In an assessment of the market size broken down into the industry’s various sectors, retailers steal the show as the only sector to post continuous year-on-year growth. Retailers forecast that in 2015, the sector will achieve a size of S$1.20 billion and account for 19.2% of the total market. Contract manufacturing sector which, despite shrinking slightly from 2012 to 2013, is expected to rebound strongly to hit a 7.7% growth from 2013 to 2014 and a 3.7% growth from 2014 to 2015, reaching a high of S$2.29 billion in 2015.
Notably, the Singapore furniture industry’s 2012-2013 year-on-year growth has risen from a previous estimate of 3.2% to a verified growth of 4.1% but 2013-2014 forecasts dropped by almost half to 2.6%. This reflects the conservative figures that were provided for 2014 revenues.
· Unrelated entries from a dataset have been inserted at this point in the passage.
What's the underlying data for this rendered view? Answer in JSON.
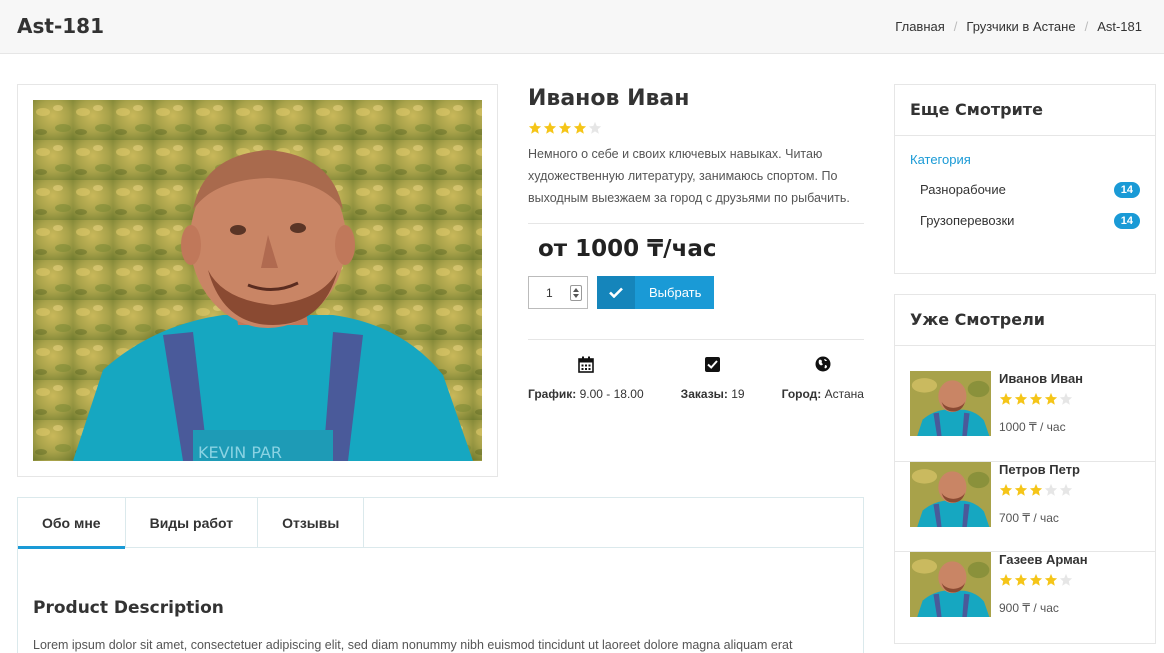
{
  "header": {
    "title": "Ast-181",
    "breadcrumbs": [
      "Главная",
      "Грузчики в Астане",
      "Ast-181"
    ]
  },
  "product": {
    "name": "Иванов Иван",
    "rating": 4,
    "rating_max": 5,
    "description": "Немного о себе и своих ключевых навыках. Читаю художественную литературу, занимаюсь спортом. По выходным выезжаем за город с друзьями по рыбачить.",
    "price": "от 1000 ₸/час",
    "quantity": "1",
    "select_button": "Выбрать",
    "meta": [
      {
        "icon": "calendar-icon",
        "label": "График:",
        "value": "9.00 - 18.00"
      },
      {
        "icon": "checkbox-icon",
        "label": "Заказы:",
        "value": "19"
      },
      {
        "icon": "globe-icon",
        "label": "Город:",
        "value": "Астана"
      }
    ]
  },
  "tabs": {
    "items": [
      "Обо мне",
      "Виды работ",
      "Отзывы"
    ],
    "active": 0,
    "content_title": "Product Description",
    "content_text": "Lorem ipsum dolor sit amet, consectetuer adipiscing elit, sed diam nonummy nibh euismod tincidunt ut laoreet dolore magna aliquam erat"
  },
  "sidebar": {
    "see_also": {
      "title": "Еще Смотрите",
      "category_label": "Категория",
      "categories": [
        {
          "name": "Разнорабочие",
          "count": "14"
        },
        {
          "name": "Грузоперевозки",
          "count": "14"
        }
      ]
    },
    "recently_viewed": {
      "title": "Уже Смотрели",
      "items": [
        {
          "name": "Иванов Иван",
          "rating": 4,
          "price": "1000 ₸ / час"
        },
        {
          "name": "Петров Петр",
          "rating": 3,
          "price": "700 ₸ / час"
        },
        {
          "name": "Газеев Арман",
          "rating": 4,
          "price": "900 ₸ / час"
        }
      ]
    }
  },
  "colors": {
    "accent": "#1a9ad6",
    "star": "#f5c518",
    "star_empty": "#e6e6e6"
  }
}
Charting Singapore’s year-on-year growth against the global year-on-year rates, national growth has in general fared better or similarly. While national growth rates have seen a general downward trend since 2011, they are expected to maintain positive percentages, which are aligned with the global growth rates.
Future expansion plans
Over a third of respondents are actively planning to set up permanent operations overseas in the next three years, whilst two-thirds have not yet formed such a decision. To allow for improved targeted assistance for the many companies expressing their appetite to explore overseas territories, understanding where the internationalisation hotspots are will help to concentrate planning efforts.
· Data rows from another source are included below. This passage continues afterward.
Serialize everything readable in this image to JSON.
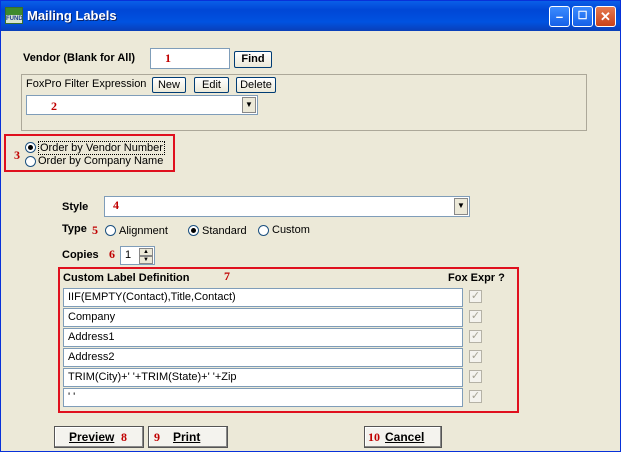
{
  "window": {
    "title": "Mailing Labels",
    "icon_text": "FUND",
    "minimize": "–",
    "maximize": "☐",
    "close": "✕"
  },
  "vendor": {
    "label": "Vendor (Blank for All)",
    "value": "",
    "find_label": "Find"
  },
  "filter": {
    "label": "FoxPro Filter Expression",
    "new_label": "New",
    "edit_label": "Edit",
    "delete_label": "Delete",
    "value": ""
  },
  "order": {
    "options": [
      "Order by Vendor Number",
      "Order by Company Name"
    ],
    "selected": 0
  },
  "style": {
    "label": "Style",
    "value": ""
  },
  "type": {
    "label": "Type",
    "options": [
      "Alignment",
      "Standard",
      "Custom"
    ],
    "selected": 1
  },
  "copies": {
    "label": "Copies",
    "value": "1"
  },
  "custom": {
    "label": "Custom Label Definition",
    "fox_label": "Fox Expr ?",
    "rows": [
      {
        "expr": "IIF(EMPTY(Contact),Title,Contact)",
        "fox": true
      },
      {
        "expr": "Company",
        "fox": true
      },
      {
        "expr": "Address1",
        "fox": true
      },
      {
        "expr": "Address2",
        "fox": true
      },
      {
        "expr": "TRIM(City)+'  '+TRIM(State)+'  '+Zip",
        "fox": true
      },
      {
        "expr": "' '",
        "fox": true
      }
    ]
  },
  "buttons": {
    "preview": "Preview",
    "print": "Print",
    "cancel": "Cancel"
  },
  "annotations": [
    "1",
    "2",
    "3",
    "4",
    "5",
    "6",
    "7",
    "8",
    "9",
    "10"
  ],
  "colors": {
    "annotation": "#c00000",
    "highlight_box": "#e0101e",
    "titlebar": "#0052e0"
  }
}
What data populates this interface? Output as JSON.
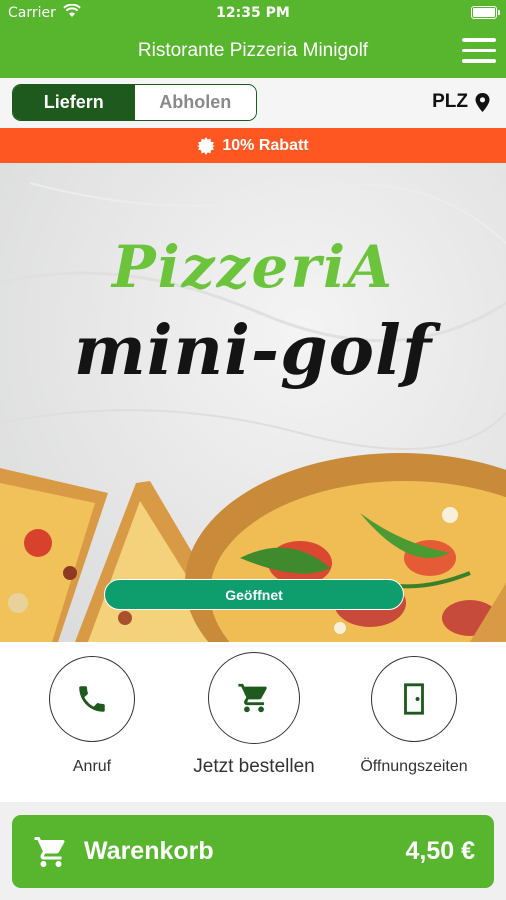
{
  "status_bar": {
    "carrier": "Carrier",
    "time": "12:35 PM"
  },
  "header": {
    "title": "Ristorante Pizzeria Minigolf"
  },
  "mode": {
    "deliver_label": "Liefern",
    "pickup_label": "Abholen",
    "active": "deliver",
    "plz_label": "PLZ"
  },
  "discount": {
    "text": "10% Rabatt"
  },
  "hero": {
    "logo_line1": "PizzeriA",
    "logo_line2": "mini-golf",
    "status": "Geöffnet"
  },
  "actions": [
    {
      "label": "Anruf",
      "icon": "phone-icon"
    },
    {
      "label": "Jetzt bestellen",
      "icon": "cart-icon"
    },
    {
      "label": "Öffnungszeiten",
      "icon": "door-icon"
    }
  ],
  "cart": {
    "label": "Warenkorb",
    "total": "4,50 €"
  },
  "colors": {
    "brand_green": "#57b52e",
    "dark_green": "#1e5a1e",
    "discount_orange": "#ff5722",
    "open_teal": "#0e9e6e"
  }
}
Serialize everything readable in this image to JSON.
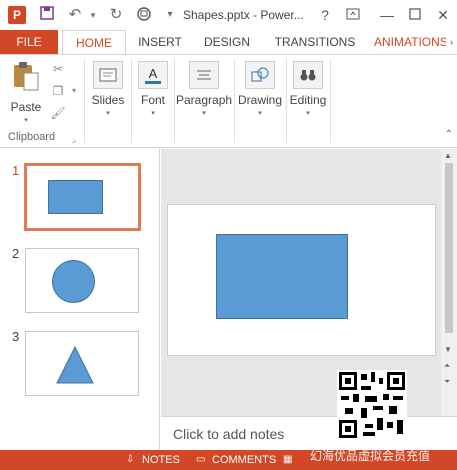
{
  "titlebar": {
    "app_icon": "P",
    "title": "Shapes.pptx - Power...",
    "help": "?",
    "icons": [
      "save-icon",
      "undo-icon",
      "redo-icon",
      "start-from-beginning-icon",
      "customize-qat-icon"
    ]
  },
  "tabs": [
    {
      "label": "FILE"
    },
    {
      "label": "HOME"
    },
    {
      "label": "INSERT"
    },
    {
      "label": "DESIGN"
    },
    {
      "label": "TRANSITIONS"
    },
    {
      "label": "ANIMATIONS"
    }
  ],
  "ribbon": {
    "clipboard": {
      "paste": "Paste",
      "group_label": "Clipboard"
    },
    "slides": "Slides",
    "font": "Font",
    "paragraph": "Paragraph",
    "drawing": "Drawing",
    "editing": "Editing"
  },
  "thumbnails": [
    {
      "number": "1",
      "shape": "rectangle"
    },
    {
      "number": "2",
      "shape": "circle"
    },
    {
      "number": "3",
      "shape": "triangle"
    }
  ],
  "notes": {
    "placeholder": "Click to add notes"
  },
  "statusbar": {
    "notes": "NOTES",
    "comments": "COMMENTS"
  },
  "watermark": "幻海优品虚拟会员充值",
  "colors": {
    "accent": "#d24726",
    "shape_fill": "#5b9bd5",
    "shape_border": "#41719c"
  }
}
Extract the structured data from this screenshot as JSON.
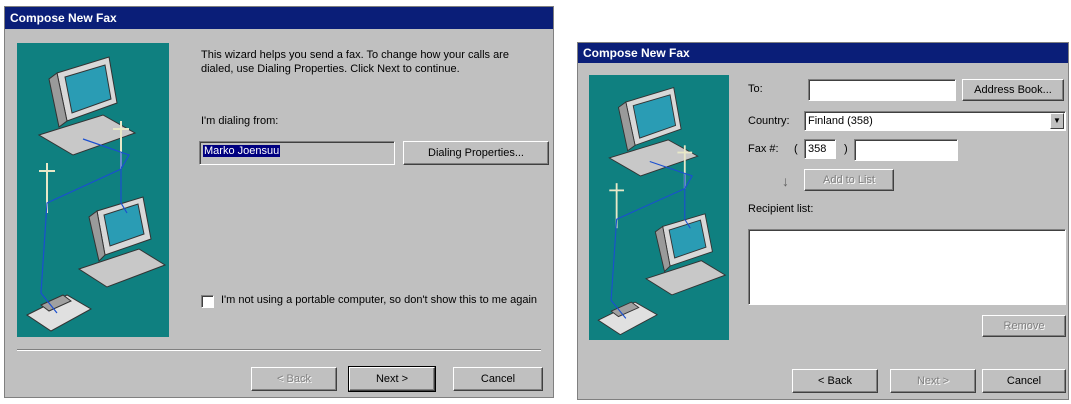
{
  "wizard1": {
    "title": "Compose New Fax",
    "intro": "This wizard helps you send a fax. To change how your calls are dialed, use Dialing Properties. Click Next to continue.",
    "dialing_from_label": "I'm dialing from:",
    "dialing_from_value": "Marko Joensuu",
    "dialing_properties_button": "Dialing Properties...",
    "checkbox_label": "I'm not using a portable computer, so don't show this to me again",
    "back_button": "< Back",
    "next_button": "Next >",
    "cancel_button": "Cancel"
  },
  "wizard2": {
    "title": "Compose New Fax",
    "to_label": "To:",
    "to_value": "",
    "address_book_button": "Address Book...",
    "country_label": "Country:",
    "country_value": "Finland (358)",
    "fax_label": "Fax #:",
    "fax_paren_open": "(",
    "fax_area_code": "358",
    "fax_paren_close": ")",
    "fax_number": "",
    "add_to_list_button": "Add to List",
    "recipient_list_label": "Recipient list:",
    "remove_button": "Remove",
    "back_button": "< Back",
    "next_button": "Next >",
    "cancel_button": "Cancel"
  },
  "colors": {
    "title_bar": "#0a1e78",
    "dialog_bg": "#c0c0c0",
    "art_bg": "#0f8080"
  },
  "icons": [
    "computer-icon",
    "fax-machine-icon",
    "telephone-pole-icon",
    "dropdown-arrow-icon",
    "down-arrow-icon"
  ]
}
As a region, Southeast Asia is set to dominate as the most appealing destination for investments in the coming three years, with respondents citing countries such as Myanmar and the Philippines. Even so, the spotlight is again fixed on Malaysia and China, which are expecting to receive19% and 18.4% of permanent operations respectively. Not only do they currently hold the largest proportion of overseas operations, but their appeal is predicted to last for the next three years.
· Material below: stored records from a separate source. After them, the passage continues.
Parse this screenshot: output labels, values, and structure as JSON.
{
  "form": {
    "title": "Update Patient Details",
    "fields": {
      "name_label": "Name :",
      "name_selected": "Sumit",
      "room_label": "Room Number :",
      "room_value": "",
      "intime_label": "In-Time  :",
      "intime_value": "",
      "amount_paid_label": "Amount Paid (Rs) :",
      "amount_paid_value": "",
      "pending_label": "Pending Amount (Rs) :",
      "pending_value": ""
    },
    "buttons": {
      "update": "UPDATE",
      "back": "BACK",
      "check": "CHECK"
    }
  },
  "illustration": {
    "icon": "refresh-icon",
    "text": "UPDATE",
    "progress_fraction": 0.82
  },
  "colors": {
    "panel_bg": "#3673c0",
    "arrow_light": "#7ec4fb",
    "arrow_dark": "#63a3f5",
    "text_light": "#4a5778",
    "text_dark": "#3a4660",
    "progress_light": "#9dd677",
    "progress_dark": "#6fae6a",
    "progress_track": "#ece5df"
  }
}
Challenges and opportunities
Challenges have invariably remained similar to previous years and, although there are some overlaps, they can broadly be classified into four categories: design, controlling costs, international expansion and labour. Although furniture players are fully aware of the importance of excellent design, they must contend with issues such as sourcing for the right designer, copycats and rapidly evolving consumer tastes. Cost control and labour problems trouble businesses across the economy, whilst international expansion can bring its own unique set of challenges. However, companies have also flagged areas of opportunity; for example, tax agreements and multilateral treaties give businesses the chance to capitalise on overseas markets, in particular Southeast Asian markets. The credibility and recognition afforded by the Singapore brand has also provided room for further investment in and differentiation through Singapore designs. It may be a competitive market, but there are glimmering pockets of opportunity for the furniture industry.